Anvers a enregistré la concentration moyenne annuelle la plus élevée en 2019 (35,4 µg/m³), tandis que la valeur la plus faible a été observée à Liège en 2023 (13 µg/m³). Une forte baisse de plus de 20% s'est produite entre 2019 et 2020, largement imputable à la réduction du trafic pendant les restrictions liées à la pandémie. Les concentrations ont partiellement rebondi au cours des deux années suivantes, mais n'ont pas retrouvé les niveaux d'avant la pandémie. Une nouvelle baisse en 2023 a abouti aux moyennes nationales les plus basses observées sur la période étudiée.
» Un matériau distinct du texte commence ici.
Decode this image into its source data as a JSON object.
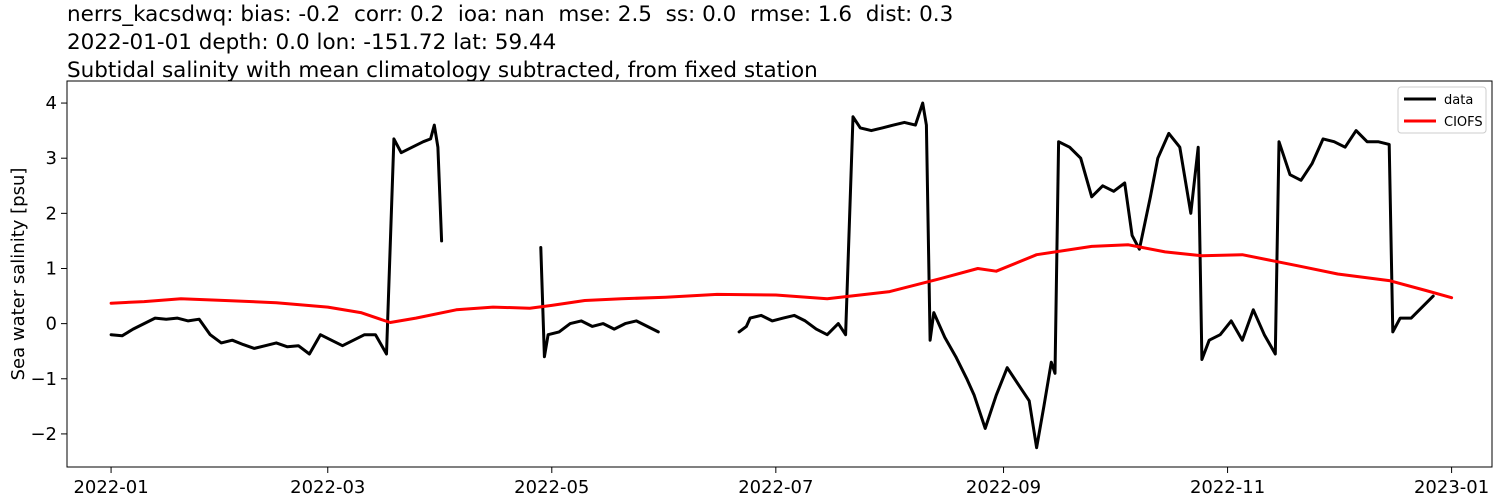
{
  "title": {
    "line1": "nerrs_kacsdwq: bias: -0.2  corr: 0.2  ioa: nan  mse: 2.5  ss: 0.0  rmse: 1.6  dist: 0.3",
    "line2": "2022-01-01 depth: 0.0 lon: -151.72 lat: 59.44",
    "line3": "Subtidal salinity with mean climatology subtracted, from fixed station"
  },
  "chart_data": {
    "type": "line",
    "xlabel": "",
    "ylabel": "Sea water salinity [psu]",
    "xlim": [
      "2021-12-20",
      "2023-01-12"
    ],
    "ylim": [
      -2.6,
      4.4
    ],
    "xticks": [
      "2022-01-01",
      "2022-03-01",
      "2022-05-01",
      "2022-07-01",
      "2022-09-01",
      "2022-11-01",
      "2023-01-01"
    ],
    "xtick_labels": [
      "2022-01",
      "2022-03",
      "2022-05",
      "2022-07",
      "2022-09",
      "2022-11",
      "2023-01"
    ],
    "yticks": [
      -2,
      -1,
      0,
      1,
      2,
      3,
      4
    ],
    "ytick_labels": [
      "−2",
      "−1",
      "0",
      "1",
      "2",
      "3",
      "4"
    ],
    "legend_position": "top-right",
    "grid": false,
    "series": [
      {
        "name": "data",
        "color": "#000000",
        "segments": [
          [
            [
              "2022-01-01",
              -0.2
            ],
            [
              "2022-01-04",
              -0.22
            ],
            [
              "2022-01-07",
              -0.1
            ],
            [
              "2022-01-10",
              0.0
            ],
            [
              "2022-01-13",
              0.1
            ],
            [
              "2022-01-16",
              0.08
            ],
            [
              "2022-01-19",
              0.1
            ],
            [
              "2022-01-22",
              0.05
            ],
            [
              "2022-01-25",
              0.08
            ],
            [
              "2022-01-28",
              -0.2
            ],
            [
              "2022-01-31",
              -0.35
            ],
            [
              "2022-02-03",
              -0.3
            ],
            [
              "2022-02-06",
              -0.38
            ],
            [
              "2022-02-09",
              -0.45
            ],
            [
              "2022-02-12",
              -0.4
            ],
            [
              "2022-02-15",
              -0.35
            ],
            [
              "2022-02-18",
              -0.42
            ],
            [
              "2022-02-21",
              -0.4
            ],
            [
              "2022-02-24",
              -0.55
            ],
            [
              "2022-02-27",
              -0.2
            ],
            [
              "2022-03-02",
              -0.3
            ],
            [
              "2022-03-05",
              -0.4
            ],
            [
              "2022-03-08",
              -0.3
            ],
            [
              "2022-03-11",
              -0.2
            ],
            [
              "2022-03-14",
              -0.2
            ],
            [
              "2022-03-17",
              -0.55
            ],
            [
              "2022-03-19",
              3.35
            ],
            [
              "2022-03-21",
              3.1
            ],
            [
              "2022-03-24",
              3.2
            ],
            [
              "2022-03-27",
              3.3
            ],
            [
              "2022-03-29",
              3.35
            ],
            [
              "2022-03-30",
              3.6
            ],
            [
              "2022-03-31",
              3.2
            ],
            [
              "2022-04-01",
              1.5
            ]
          ],
          [
            [
              "2022-04-28",
              1.38
            ],
            [
              "2022-04-29",
              -0.6
            ],
            [
              "2022-04-30",
              -0.2
            ],
            [
              "2022-05-03",
              -0.15
            ],
            [
              "2022-05-06",
              0.0
            ],
            [
              "2022-05-09",
              0.05
            ],
            [
              "2022-05-12",
              -0.05
            ],
            [
              "2022-05-15",
              0.0
            ],
            [
              "2022-05-18",
              -0.1
            ],
            [
              "2022-05-21",
              0.0
            ],
            [
              "2022-05-24",
              0.05
            ],
            [
              "2022-05-27",
              -0.05
            ],
            [
              "2022-05-30",
              -0.15
            ]
          ],
          [
            [
              "2022-06-21",
              -0.15
            ],
            [
              "2022-06-23",
              -0.05
            ],
            [
              "2022-06-24",
              0.1
            ],
            [
              "2022-06-27",
              0.15
            ],
            [
              "2022-06-30",
              0.05
            ],
            [
              "2022-07-03",
              0.1
            ],
            [
              "2022-07-06",
              0.15
            ],
            [
              "2022-07-09",
              0.05
            ],
            [
              "2022-07-12",
              -0.1
            ],
            [
              "2022-07-15",
              -0.2
            ],
            [
              "2022-07-18",
              0.0
            ],
            [
              "2022-07-20",
              -0.2
            ],
            [
              "2022-07-22",
              3.75
            ],
            [
              "2022-07-24",
              3.55
            ],
            [
              "2022-07-27",
              3.5
            ],
            [
              "2022-07-30",
              3.55
            ],
            [
              "2022-08-02",
              3.6
            ],
            [
              "2022-08-05",
              3.65
            ],
            [
              "2022-08-08",
              3.6
            ],
            [
              "2022-08-10",
              4.0
            ],
            [
              "2022-08-11",
              3.6
            ],
            [
              "2022-08-12",
              -0.3
            ],
            [
              "2022-08-13",
              0.2
            ],
            [
              "2022-08-16",
              -0.25
            ],
            [
              "2022-08-19",
              -0.6
            ],
            [
              "2022-08-22",
              -1.0
            ],
            [
              "2022-08-24",
              -1.3
            ],
            [
              "2022-08-27",
              -1.9
            ],
            [
              "2022-08-30",
              -1.3
            ],
            [
              "2022-09-02",
              -0.8
            ],
            [
              "2022-09-05",
              -1.1
            ],
            [
              "2022-09-08",
              -1.4
            ],
            [
              "2022-09-10",
              -2.25
            ],
            [
              "2022-09-12",
              -1.5
            ],
            [
              "2022-09-14",
              -0.7
            ],
            [
              "2022-09-15",
              -0.9
            ],
            [
              "2022-09-16",
              3.3
            ],
            [
              "2022-09-19",
              3.2
            ],
            [
              "2022-09-22",
              3.0
            ],
            [
              "2022-09-25",
              2.3
            ],
            [
              "2022-09-28",
              2.5
            ],
            [
              "2022-10-01",
              2.4
            ],
            [
              "2022-10-04",
              2.55
            ],
            [
              "2022-10-06",
              1.6
            ],
            [
              "2022-10-08",
              1.35
            ],
            [
              "2022-10-11",
              2.3
            ],
            [
              "2022-10-13",
              3.0
            ],
            [
              "2022-10-16",
              3.45
            ],
            [
              "2022-10-19",
              3.2
            ],
            [
              "2022-10-22",
              2.0
            ],
            [
              "2022-10-24",
              3.2
            ],
            [
              "2022-10-25",
              -0.65
            ],
            [
              "2022-10-27",
              -0.3
            ],
            [
              "2022-10-30",
              -0.2
            ],
            [
              "2022-11-02",
              0.05
            ],
            [
              "2022-11-05",
              -0.3
            ],
            [
              "2022-11-08",
              0.25
            ],
            [
              "2022-11-11",
              -0.2
            ],
            [
              "2022-11-14",
              -0.55
            ],
            [
              "2022-11-15",
              3.3
            ],
            [
              "2022-11-18",
              2.7
            ],
            [
              "2022-11-21",
              2.6
            ],
            [
              "2022-11-24",
              2.9
            ],
            [
              "2022-11-27",
              3.35
            ],
            [
              "2022-11-30",
              3.3
            ],
            [
              "2022-12-03",
              3.2
            ],
            [
              "2022-12-06",
              3.5
            ],
            [
              "2022-12-09",
              3.3
            ],
            [
              "2022-12-12",
              3.3
            ],
            [
              "2022-12-15",
              3.25
            ],
            [
              "2022-12-16",
              -0.15
            ],
            [
              "2022-12-18",
              0.1
            ],
            [
              "2022-12-21",
              0.1
            ],
            [
              "2022-12-24",
              0.3
            ],
            [
              "2022-12-27",
              0.5
            ]
          ]
        ]
      },
      {
        "name": "CIOFS",
        "color": "#ff0000",
        "segments": [
          [
            [
              "2022-01-01",
              0.37
            ],
            [
              "2022-01-10",
              0.4
            ],
            [
              "2022-01-20",
              0.45
            ],
            [
              "2022-02-01",
              0.42
            ],
            [
              "2022-02-15",
              0.38
            ],
            [
              "2022-03-01",
              0.3
            ],
            [
              "2022-03-10",
              0.2
            ],
            [
              "2022-03-18",
              0.02
            ],
            [
              "2022-03-25",
              0.1
            ],
            [
              "2022-04-05",
              0.25
            ],
            [
              "2022-04-15",
              0.3
            ],
            [
              "2022-04-25",
              0.28
            ],
            [
              "2022-05-01",
              0.33
            ],
            [
              "2022-05-10",
              0.42
            ],
            [
              "2022-05-20",
              0.45
            ],
            [
              "2022-06-01",
              0.48
            ],
            [
              "2022-06-15",
              0.53
            ],
            [
              "2022-07-01",
              0.52
            ],
            [
              "2022-07-15",
              0.45
            ],
            [
              "2022-08-01",
              0.58
            ],
            [
              "2022-08-15",
              0.82
            ],
            [
              "2022-08-25",
              1.0
            ],
            [
              "2022-08-30",
              0.95
            ],
            [
              "2022-09-10",
              1.25
            ],
            [
              "2022-09-25",
              1.4
            ],
            [
              "2022-10-05",
              1.43
            ],
            [
              "2022-10-15",
              1.3
            ],
            [
              "2022-10-25",
              1.23
            ],
            [
              "2022-11-05",
              1.25
            ],
            [
              "2022-11-20",
              1.05
            ],
            [
              "2022-12-01",
              0.9
            ],
            [
              "2022-12-15",
              0.78
            ],
            [
              "2022-12-25",
              0.6
            ],
            [
              "2023-01-01",
              0.47
            ]
          ]
        ]
      }
    ]
  }
}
Ce que les données suggèrent
Dans l'ensemble, les résultats confirment l'existence d'un écart persistant entre la qualité de l'air urbain observée en Belgique et les limites sanitaires définies par l'OMS. À l'exception d'une mesure de PM10 à Charleroi en 2023, aucune des moyennes annuelles analysées ne respecte pleinement les lignes directrices de l'OMS.
Cette lacune risque de s'aggraver. Les normes européennes de qualité de l'air font actuellement l'objet d'une révision et devraient se rapprocher des recommandations de l'OMS. Même lorsque les villes se conforment aux limites actuelles de l'UE, des réductions supplémentaires seront nécessaires pour répondre aux attentes réglementaires futures.
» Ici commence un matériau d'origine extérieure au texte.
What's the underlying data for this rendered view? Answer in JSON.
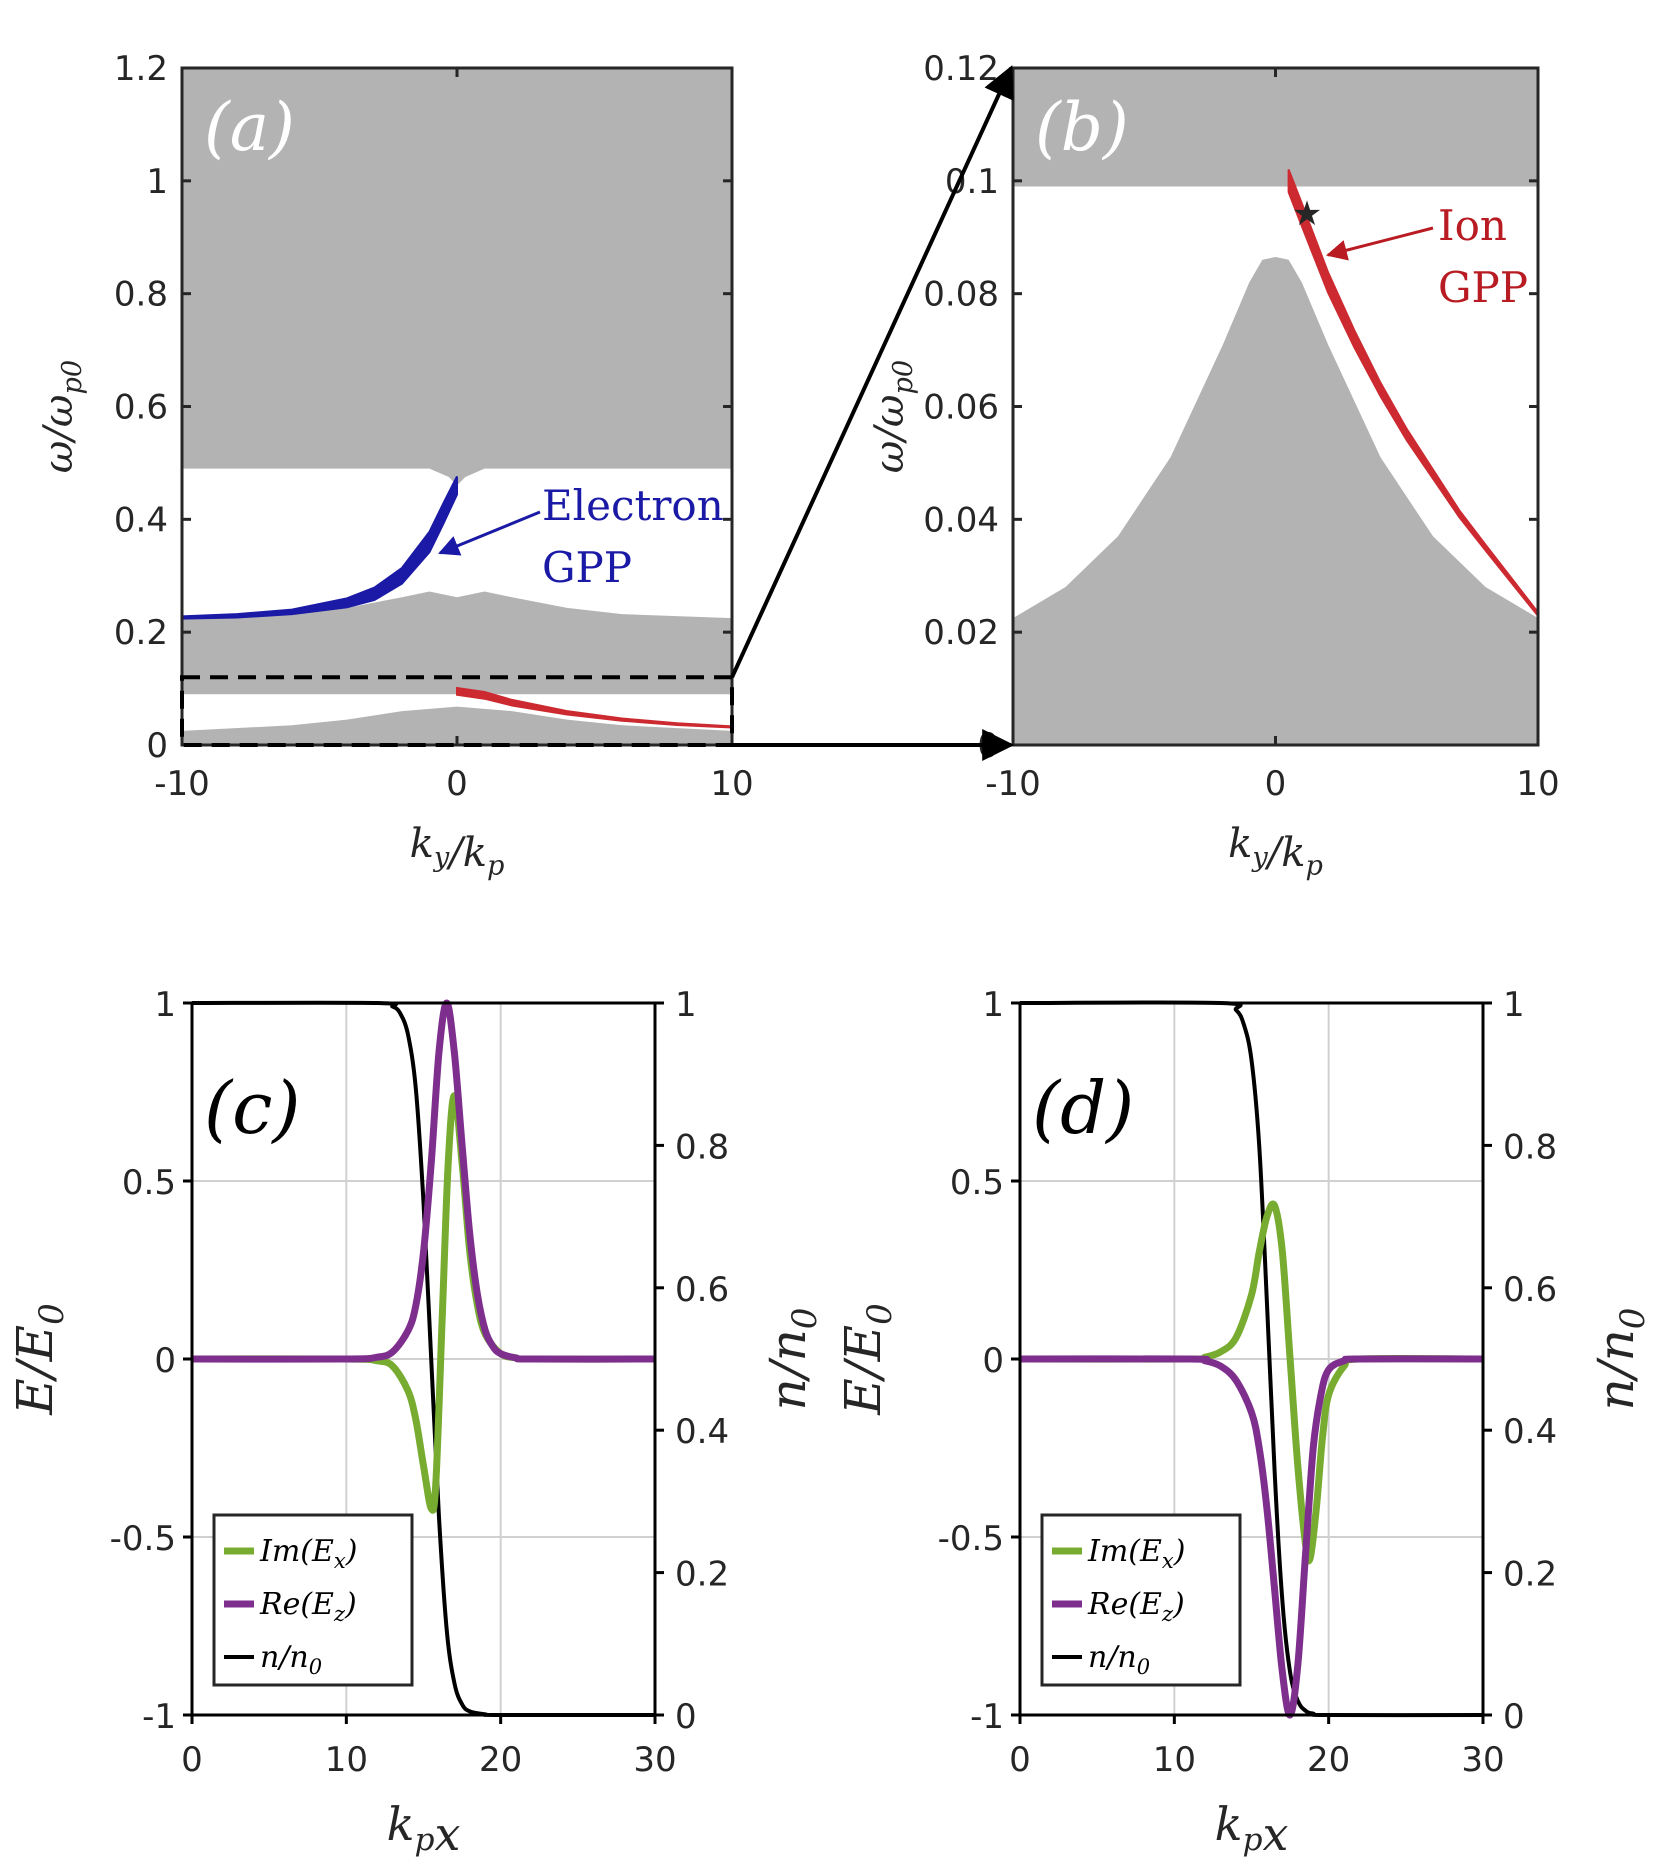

Dans le même temps, les données indiquent des progrès progressifs. Les concentrations mesurées en 2023 étaient généralement inférieures à celles enregistrées au cours des années précédant la pandémie, malgré le retour du trafic et de l'activité économique. L'amélioration de la couverture de surveillance, associée à des initiatives ciblées de réduction de la pollution, semble se traduire par des gains mesurables, bien qu'à un rythme qui reste inégal d'une ville à l'autre.